Он смотрел на крошечный сад, и его блуждающий взгляд наткнулся на игрушечный трактор, который выглядел нереальным в серебристом свете луны. Эта игрушка, казалось, являлась символом всего, что он потерял. А точнее – всего того, что Алекса украла у него.

Долго ли он так стоял, Джованни не мог сказать, но обернулся лишь тогда, когда почувствовал, что способен сдержать бурливший в нем поток брани, который он был готов обрушить на нее.

Алекса с опаской смотрела на его лицо, и ей хотелось расплакаться, но ведь слезы ее могли выглядеть так, будто она жалеет себя как женщину, которую Джованни постоянно обижал.

– Мне очень жаль… – начала она, но он резко взмахнул рукой, словно отсекая ее слова.

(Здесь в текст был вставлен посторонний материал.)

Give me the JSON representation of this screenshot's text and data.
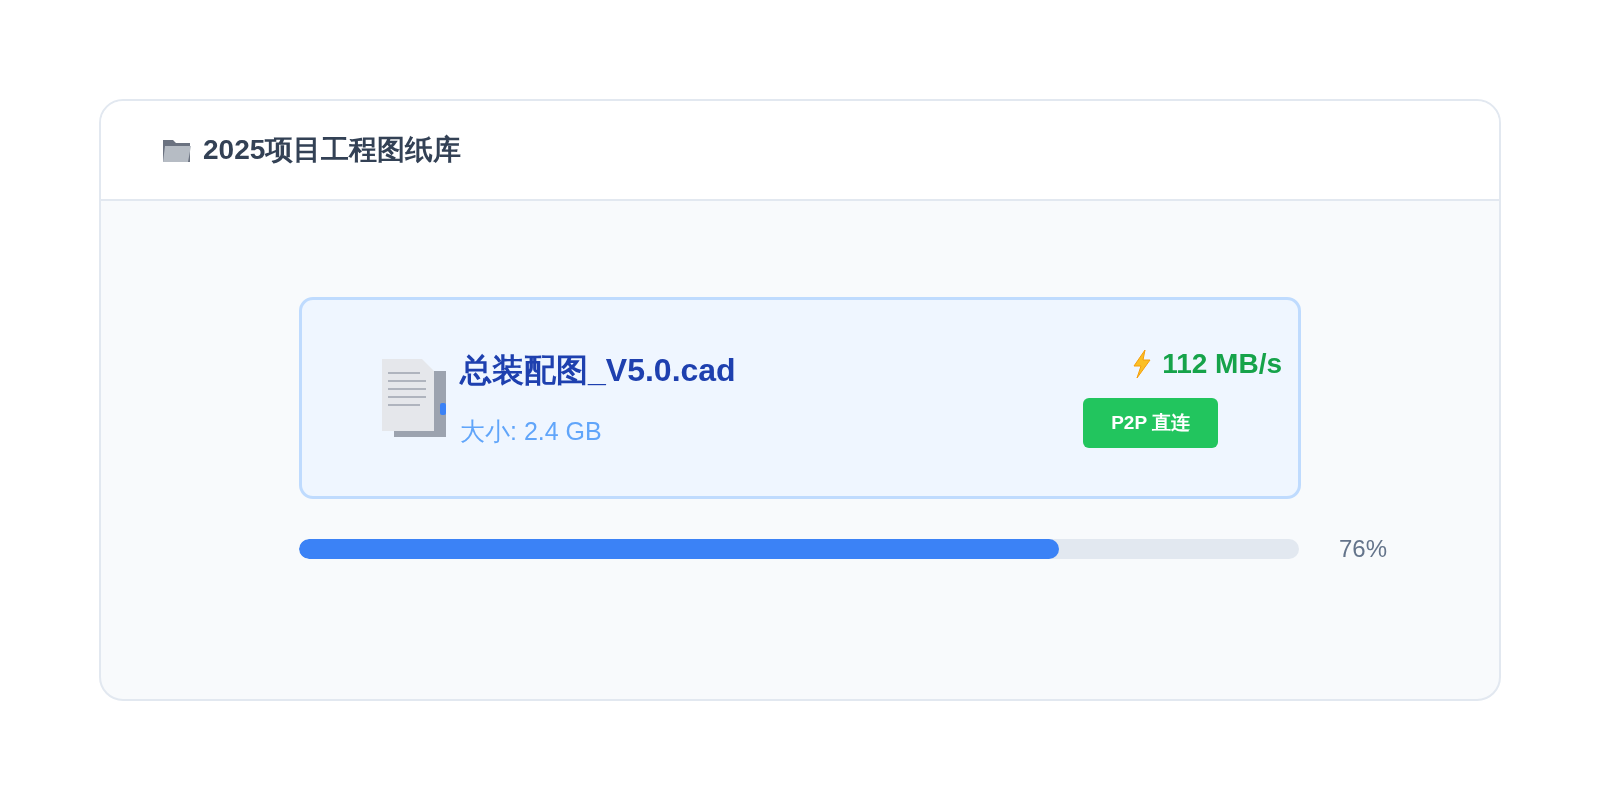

И вдруг ее охватило горькое чувство раскаяния. – Наверное, я должна была сказать тебе о Паоло. – Ее глаза обратились к нему в немом призыве. – Я не хотела, чтобы так получилось, Джованни, честно, не хотела.

– О, избавь меня от своей лжи, – оборвал он ее. – Ты не сказала мне, и я никогда не узнал бы о сыне, если бы случайно не оказался здесь!

– Но я написала тебе однажды, когда была… беременна. – Она увидела, как он передернулся, услышав это слово. – Ты помнишь?

Глаза его сузились: Действительно писала? Или сейчас это придумала? Но он тут же вспомнил о письме – маленьком клочке бумаге, полученном им тогда, когда он злился и проклинал себя за неосмотрительность. В нем она спрашивала, могут ли они встретиться, и он скомкал бумажку и выбросил в корзину.

– Эту глупую маленькую записку? – спросил он. – Там не было ни слова о беременности.

Она пыталась выяснить обстановку – хотела понять, достаточно ли они повзрослели, чтобы серьезно поговорить друг с другом. Ее сердце разрывалось от боли, когда она ожидала ответа и так и не дождалась. Он вычеркнул ее из своей жизни, и надежды ее были разбиты.